At first, Man is a science fiction film that isn't one (yes, I realize I said something similar about Ashes of Time); it's hard to get around the disappointment that an alien, upon landing on our planet, would embark upon an exciting foray into...patent law. For about the first half the film Roeg falls into a rhythm of intense scenes buffeted by stretches of tedium. It's a rhythm I've grown accustomed to from Roeg, with the exception of Don't Look Now. This film turns out to be less about space than about the seduction of Earth... a seduction that exists precisely because of it's boringness, and it takes a while for us to readjust our eyes.

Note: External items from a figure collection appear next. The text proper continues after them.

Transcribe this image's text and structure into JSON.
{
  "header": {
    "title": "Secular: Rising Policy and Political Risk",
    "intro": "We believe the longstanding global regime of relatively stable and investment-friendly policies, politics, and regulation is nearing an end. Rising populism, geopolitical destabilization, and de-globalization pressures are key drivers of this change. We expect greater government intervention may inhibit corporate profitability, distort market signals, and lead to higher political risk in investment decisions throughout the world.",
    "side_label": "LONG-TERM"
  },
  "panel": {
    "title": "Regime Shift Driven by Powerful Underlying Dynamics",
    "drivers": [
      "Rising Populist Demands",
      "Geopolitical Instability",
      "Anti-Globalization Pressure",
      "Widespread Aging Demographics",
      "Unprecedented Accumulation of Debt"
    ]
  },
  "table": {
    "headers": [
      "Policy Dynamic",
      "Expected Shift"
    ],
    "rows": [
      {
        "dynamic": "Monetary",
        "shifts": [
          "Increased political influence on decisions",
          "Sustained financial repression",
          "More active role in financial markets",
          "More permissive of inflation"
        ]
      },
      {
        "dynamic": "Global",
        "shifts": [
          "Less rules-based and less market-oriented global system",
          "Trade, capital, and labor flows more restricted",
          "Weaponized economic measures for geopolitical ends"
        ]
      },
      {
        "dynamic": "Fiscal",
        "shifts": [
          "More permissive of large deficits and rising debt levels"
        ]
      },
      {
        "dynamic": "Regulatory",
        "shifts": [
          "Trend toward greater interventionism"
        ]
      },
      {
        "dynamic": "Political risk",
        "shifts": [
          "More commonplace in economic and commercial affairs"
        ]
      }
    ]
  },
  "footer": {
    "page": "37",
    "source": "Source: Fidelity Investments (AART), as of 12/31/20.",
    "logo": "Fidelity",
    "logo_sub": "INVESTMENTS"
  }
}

Sex scenes (and often they're not even sex scenes, per se, so much as "naked people doing weird stuff" scenes) are always interesting in Roeg; he often gives them an abstract, elliptical quality that seems to speak indirectly to the powerful role time and memory play in eroticism. This movie contains one of the most disturbing sex scenes I've ever seen; you know the aggression in it is not really menacing, but the way it's filmed makes it creepy as hell, and intercutting it with the Japanese sword fight certainly ups the weird factor. I found another scene between Bowie and Candy Clark that I found rather moving, and there's one later with a gun that struck me as sort of rambunctious and maybe not as disturbing as it was supposed to be.
I just saw I Am Love (more on that later) and Bowie here reminded me a lot of Tilda Swinton; he's not as good of an actor, but he does a fine job here. I notice I'm writing a lot about delicacy in male performers, and it could be that that's something I find attractive in men and therefore seek out and find more often than other things. But there's a certain refinement and elegance to him here that doesn't interfere at all with his accessibility; he seemed much more approachable than I expected an alien to be. In that first shot of him running down a hill, covered by a hood, he looks so vulnerable you just want to hold him.
For me the real money shots here are the alien scenes -- thrillingly beautiful and strange.
This film speaks more powerfully about the vagaries of alcohol than many who deal with the subject more directly. The utter debilitating banality of it is fully expressed, and that final shot of Bowie's fedora-covered head lowering down dejectedly speaks volumes and breaks your heart.